- Pilar Location in Argentina
- Coordinates: 31°27′00″S 61°15′00″W﻿ / ﻿31.45000°S 61.25000°W
- Country: Argentina
- Province: Santa Fe
- Department: Las Colonias
- Founded: 1876

Government
- • Communal president: Carlos Martínez

Area
- • Total: 172 km^{2} (66 sq mi)
- Elevation: 49 m (161 ft)

Population (2022 census [INDEC])
- • Total: 5,310
- CPA Base: S 3085
- Area code: 3404

= Pilar, Santa Fe =

Town in Santa Fe Province, Argentina

Pilar is a town in the Las Colonias Department of Santa Fe Province, Argentina.
With 5000 inhabitants, its population obtains its resources, mostly from livestock farming and industries related to the sector and the metallurgical sector.

== History ==
Pilar was founded in 1876 by Swiss immigrant Guillermo Lehmann, however there is no record of a founding act.
After the displacement of the indigenous population in the place by the entrance of the conquistadors, the lands would remain in the power of the State who would then transfer it to private hands and colonization companies by various means, either by payment for services, reward or collaboration to the government, being in this case, also repaid for the campaign organized to eradicate the "Indian" tribes of some areas of the province of Santa Fe.

Between 1864 and 1867 the Province of Santa Fe had contracted a loan with Mariano Cabal for being a supplier of supplies and food to the Argentine Army in the Paraguay War (1865–70). In compensation, the State ceded to Cabal in property and as a form of payment, five hundred leagues of "uncultivated lands" considered suitable for sowing thus becoming the first owner of these lands, according to the public land regime. Of which he would later sell to Lehmann and Cristian Claus on April 30, 1875, one hundred concessions numbered from 1 to 100....In the new Colony called Pilar, recently founded on the part of the land that, situated in this Province and Department of the Capital in the place called 'Las prusianas', composed of twelve square leagues, bordered on the north by Mr. Cullen and others; on the south by Messrs. Beck and Herzog; on the east by the fields occupied by Don Carlos H. Seguí, of the will of Elía; and on the west with fiscal land".

Subsequently in August they would buy another one hundred concessions contiguous to the previous ones and also included in the new colony of Pilar, numbered from 101 to 200. The remaining one hundred concessions from 201 to 300 were retained by their owner Agustín Cabal, son of Mariano Cabal, and sold as of June 1876, through Juan Bernardo Iturraspe, whom he empowered for this purpose.

Guillermo Lehmann and Cristian Claus began the land sales on September 24 and 25, 1875, however, after two years the colonizing partnership was dissolved when on April 29, 1877 Claus sold to Lehmann the land they had bought some time before from Cabal, expanding the territory of Nuevo Torino to the north and Pilar to the south. Totaling 480 concessions acquired by Lehmann.

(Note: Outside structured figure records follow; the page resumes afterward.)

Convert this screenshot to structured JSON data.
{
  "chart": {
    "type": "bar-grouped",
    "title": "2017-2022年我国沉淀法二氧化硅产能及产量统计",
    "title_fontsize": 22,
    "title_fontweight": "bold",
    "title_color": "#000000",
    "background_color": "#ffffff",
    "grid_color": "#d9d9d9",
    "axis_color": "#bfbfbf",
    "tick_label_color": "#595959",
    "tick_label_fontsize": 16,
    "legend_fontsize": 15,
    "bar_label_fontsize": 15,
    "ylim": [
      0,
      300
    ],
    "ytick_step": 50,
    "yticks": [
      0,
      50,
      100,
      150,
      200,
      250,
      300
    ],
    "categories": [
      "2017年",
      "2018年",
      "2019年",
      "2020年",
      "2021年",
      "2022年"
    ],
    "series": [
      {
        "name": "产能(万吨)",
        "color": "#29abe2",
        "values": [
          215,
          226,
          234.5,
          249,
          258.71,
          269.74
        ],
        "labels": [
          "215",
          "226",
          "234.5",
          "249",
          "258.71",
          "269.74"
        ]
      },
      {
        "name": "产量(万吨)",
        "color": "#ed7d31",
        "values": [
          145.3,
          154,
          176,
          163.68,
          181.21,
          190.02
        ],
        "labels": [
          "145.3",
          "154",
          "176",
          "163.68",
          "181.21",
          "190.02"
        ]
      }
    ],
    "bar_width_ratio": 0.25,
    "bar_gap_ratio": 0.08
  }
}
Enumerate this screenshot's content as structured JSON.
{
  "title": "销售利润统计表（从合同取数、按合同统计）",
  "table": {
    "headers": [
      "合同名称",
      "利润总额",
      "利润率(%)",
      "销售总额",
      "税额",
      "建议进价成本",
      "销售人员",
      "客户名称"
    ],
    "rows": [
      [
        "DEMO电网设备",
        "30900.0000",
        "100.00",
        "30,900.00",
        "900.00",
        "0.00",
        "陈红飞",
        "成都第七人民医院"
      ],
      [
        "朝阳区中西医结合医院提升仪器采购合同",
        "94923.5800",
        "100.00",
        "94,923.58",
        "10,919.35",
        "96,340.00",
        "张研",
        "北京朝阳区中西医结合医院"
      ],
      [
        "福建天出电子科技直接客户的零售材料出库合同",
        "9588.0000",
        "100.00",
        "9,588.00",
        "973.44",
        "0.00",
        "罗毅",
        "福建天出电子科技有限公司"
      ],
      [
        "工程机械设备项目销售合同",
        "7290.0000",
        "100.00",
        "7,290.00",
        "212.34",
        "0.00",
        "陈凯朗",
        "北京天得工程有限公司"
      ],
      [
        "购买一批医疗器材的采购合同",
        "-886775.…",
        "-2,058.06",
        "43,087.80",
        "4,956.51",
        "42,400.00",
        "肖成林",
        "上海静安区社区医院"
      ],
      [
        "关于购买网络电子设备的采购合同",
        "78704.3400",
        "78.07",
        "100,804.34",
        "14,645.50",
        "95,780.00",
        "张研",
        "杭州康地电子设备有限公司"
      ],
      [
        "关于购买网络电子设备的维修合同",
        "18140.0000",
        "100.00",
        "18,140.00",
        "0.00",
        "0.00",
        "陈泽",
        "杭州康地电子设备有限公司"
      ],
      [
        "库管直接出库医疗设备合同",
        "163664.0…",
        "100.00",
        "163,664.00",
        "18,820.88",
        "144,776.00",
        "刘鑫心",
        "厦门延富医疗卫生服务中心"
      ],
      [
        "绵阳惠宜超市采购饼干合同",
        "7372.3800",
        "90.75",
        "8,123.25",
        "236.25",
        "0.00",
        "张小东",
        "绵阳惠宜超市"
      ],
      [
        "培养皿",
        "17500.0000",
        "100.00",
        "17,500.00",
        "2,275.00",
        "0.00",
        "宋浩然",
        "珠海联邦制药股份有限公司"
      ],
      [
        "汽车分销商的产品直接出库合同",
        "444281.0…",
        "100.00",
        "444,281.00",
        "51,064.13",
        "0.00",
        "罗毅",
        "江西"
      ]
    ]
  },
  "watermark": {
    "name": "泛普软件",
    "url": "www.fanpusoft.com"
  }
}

As it happened in numerous cases in the province, the settlement of the colony of Pilar began without the formality of a founding act...."In the absence or non-existence of the Act of Foundation of a town or Colony, the General Archive of the Province holds the criterion of determining, in its replacement, another fact that possesses a similar meaning. That is to say, the act as a result of which the existence of such community is originated or set in motion" ...
In this way it is considered that the purchase of land made on April 30, 1875 by Guillermo Lehmann y Claus to Agustín Cabal, would be the act where the establishment of the colony is set in motion, because from that moment the settlers began to settle in the place; the verification of this execution can be verified in the report of January 1, 1876 in which the Inspector of Don Jonás Larguía, informs that eighteen concessions were sold in which twelve families were installed.
Consequently, on April 30, 1875 the first families that would give rise to the Colonia de Pilar would begin to settle, the records determine the founding of the town of Pilar in 1876 because the first houses were erected in the latter year, although the day and month could not be assured due to the absence of documentation to assert it.

== Demographics ==
It has 5310 inhabitants, which represents an increase of 7.08% compared to the 4959 inhabitants.(Indec) The population data of 1869 extracted from the subsequent censuses of 1895, 1914 and 1947, may correspond to a later estimate of the time of its foundation.